Saving $37K annually on our AWS bill

TL;DR: I replaced AWS managed services with self-hosted solutions on UAT environments, resulting in a yearly savings of $37620.

A brief history of our infrastructure

Three years ago, at the beginning of our startup, we faced numerous challenges, both on the business and technical fronts. Our top priority was to deliver features as quickly as possible, such as launching the first Instagram live-commerce support in Malaysia. To avoid the complexities of managing our own infrastructure, we adopted AWS solutions for everything from databases and message queues to auto-scaling compute resources. We decided to set up both the Production and User Acceptance Testing (UAT) environments similarly, with the key difference being that UAT was designated for internal teams—including developers, QA, and Customer Success—while Production was reserved for our merchants.

We were also aware that this decision was a temporary solution, providing us the necessary time to grow into a successful startup. With this in mind, we aimed to use as many replaceable cloud components as possible. For example, we chose Kubernetes to avoid being locked into AWS ECS, RabbitMQ for queuing, MySQL and PostgreSQL for databases, and OpenSearch for full-text search, among others.

Evaluate our UAT infrastructure

Because the UAT infrastructure is the same as the one used in our Production environment, it also extends reliability, scalability, and maintainability. For example, adding compute resources to EKS (Elastic Kubernetes Service on AWS) requires just a few changes in Terraform files, and new nodes can be up and running in 3-5 minutes. Another good example is CloudWatch; with minimal configuration, logs are readily available for debugging issues.

When we evaluated our UAT infrastructure, we questioned whether we truly needed that level of scalability and maintainability. For instance, the traffic on the UAT environment is often stable and predictable, remaining idle most of the time until developers or QAs begin using it. Additionally, we agreed that some downtime is acceptable in the UAT environment, requiring only 99% uptime (or up to 180 hours of downtime per week). For observability, uptime requirements are even more flexible since we typically print exceptions directly to the container’s stdout and use kubectl to monitor logs during debugging sessions.

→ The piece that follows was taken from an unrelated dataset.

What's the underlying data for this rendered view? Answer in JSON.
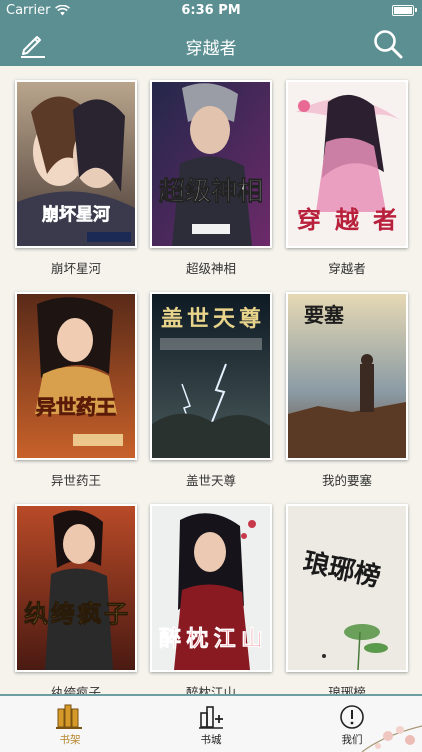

Ultimately, we realized that minimizing costs could be achieved with a straightforward approach:

Reducing redundant resources, which cuts costs by half, though it also lowers availability.
Replacing AWS managed services with self-hosted alternatives, further halving expenses.
Implementing custom bash scripts for backup and restore processes, saving on backup operation and storage costs.

EKS

One of the most important issues we faced with EKS is the limitation on the number of pods a node can support. In the UAT environment, we run lightweight applications that are small, numerous, and mostly idle. By increasing the pod-per-node limit, we can reduce the number of nodes required and save on costs.

Another consideration is the Extended Support charge for EKS. According to the AWS EKS Extended Support Pricing documentation, an additional $0.50 per hour (or $365 per month) is required for EKS clusters that are not on the Standard Support plan. Since maintaining Kubernetes version updates is only critical for our Production environment, we have decided not to extend this support to our UAT environment.

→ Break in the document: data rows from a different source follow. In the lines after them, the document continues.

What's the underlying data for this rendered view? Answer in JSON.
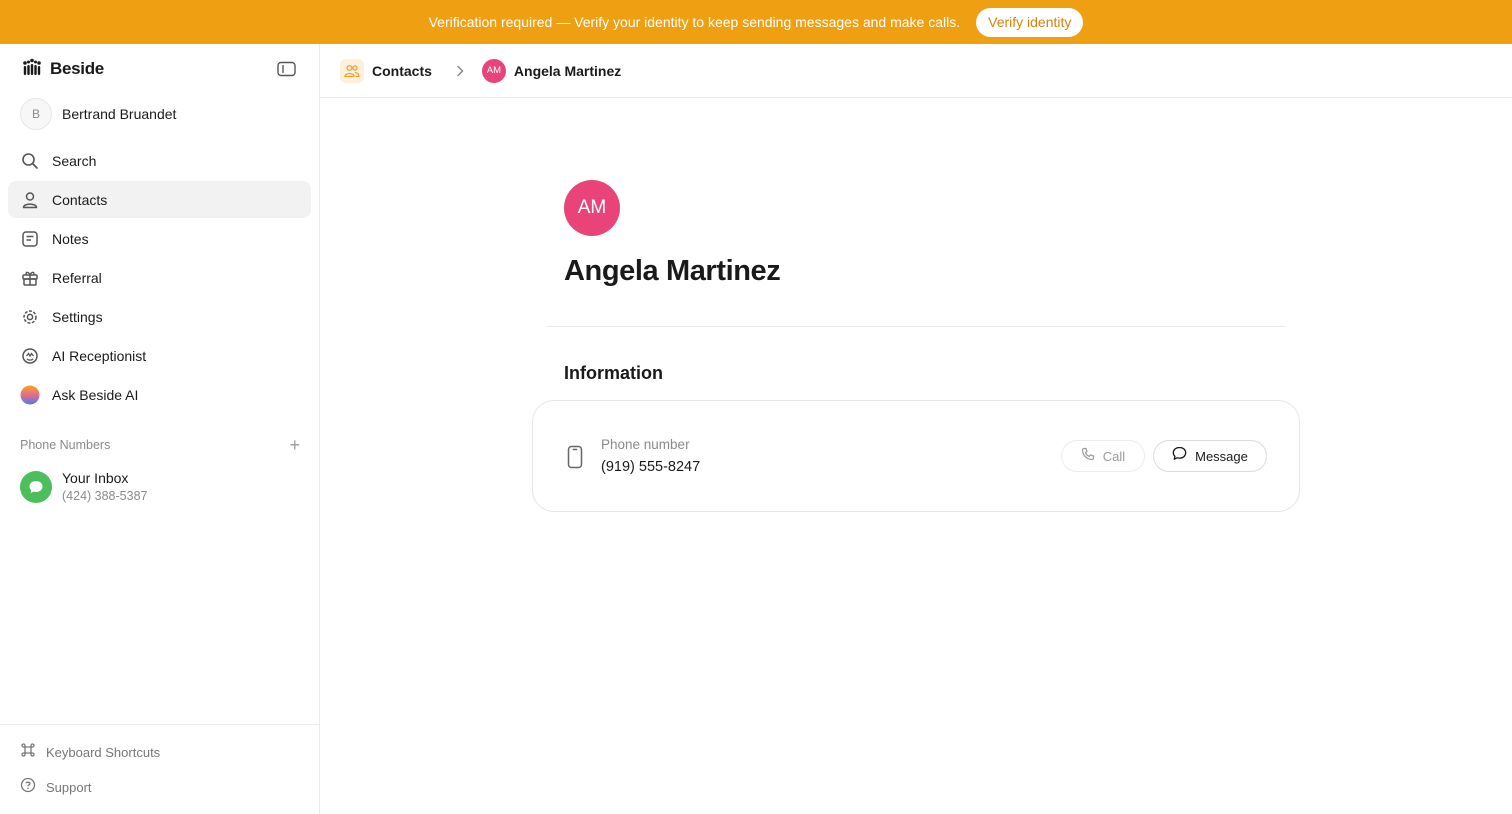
{
  "banner": {
    "text": "Verification required — Verify your identity to keep sending messages and make calls.",
    "button_label": "Verify identity"
  },
  "sidebar": {
    "brand": "Beside",
    "user_initial": "B",
    "user_name": "Bertrand Bruandet",
    "items": [
      {
        "label": "Search",
        "icon": "search-icon"
      },
      {
        "label": "Contacts",
        "icon": "person-icon",
        "active": true
      },
      {
        "label": "Notes",
        "icon": "note-icon"
      },
      {
        "label": "Referral",
        "icon": "gift-icon"
      },
      {
        "label": "Settings",
        "icon": "gear-icon"
      },
      {
        "label": "AI Receptionist",
        "icon": "ai-receptionist-icon"
      },
      {
        "label": "Ask Beside AI",
        "icon": "gradient-orb-icon"
      }
    ],
    "phone_numbers_title": "Phone Numbers",
    "inbox": {
      "title": "Your Inbox",
      "number": "(424) 388-5387"
    },
    "footer": [
      {
        "label": "Keyboard Shortcuts",
        "icon": "command-icon"
      },
      {
        "label": "Support",
        "icon": "help-icon"
      }
    ]
  },
  "breadcrumb": {
    "section": "Contacts",
    "contact_initials": "AM",
    "contact_name": "Angela Martinez"
  },
  "contact": {
    "initials": "AM",
    "name": "Angela Martinez",
    "avatar_color": "#e8447a",
    "information_title": "Information",
    "phone_label": "Phone number",
    "phone_value": "(919) 555-8247",
    "call_label": "Call",
    "message_label": "Message"
  },
  "colors": {
    "banner": "#ef9f12",
    "inbox_avatar": "#4cbe5c"
  }
}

So, we chose to host K3s on EC2 instances. The setup is straightforward, with one master node and several worker nodes. We also implemented backup and restore for our cluster by uploading SQLite snapshots to S3. For more information, refer to the K3s Backup and Restore documentation.

Saving: 1504 USD/month or 18048 USD/year

Name	AWS Cost (USD/month)	Self-hosted Cost (USD/month)	Saving (USD/month)
Kubernetes Master Node	73	34	39
Kubernetes Worker Node	1800	700	1100
Kubernetes Extended Support Extra Cost	365	0	365

RabbitMQ

We replaced AWS RabbitMQ with a simple deployment on our Kubernetes cluster using the Bitnami RabbitMQ Helmchart.

Saving: 184 USD/month or 2208 USD/year

Name	AWS Cost (USD/month)	Self-hosted Cost (USD/month)	Saving (USD/month)
RabbitMQ Node	263	79	184

MySQL and PostgreSQL

You might wonder why a startup would need to use two different SQL databases. This situation resulted from our migration from a modular system to microservices. We now operate with two SQL databases across different codebases. I don’t like it, but we’re stuck with it for now.

We chose to install both MySQL and PostgreSQL on the same EC2 instance to save costs. The installation of both databases is straightforward; a few commands will get them up and running. Setting up a backup cron job to upload the backups to S3 will take a couple of hours. I’m serious about the backup cronjob, it will take more time than you might expect 😊.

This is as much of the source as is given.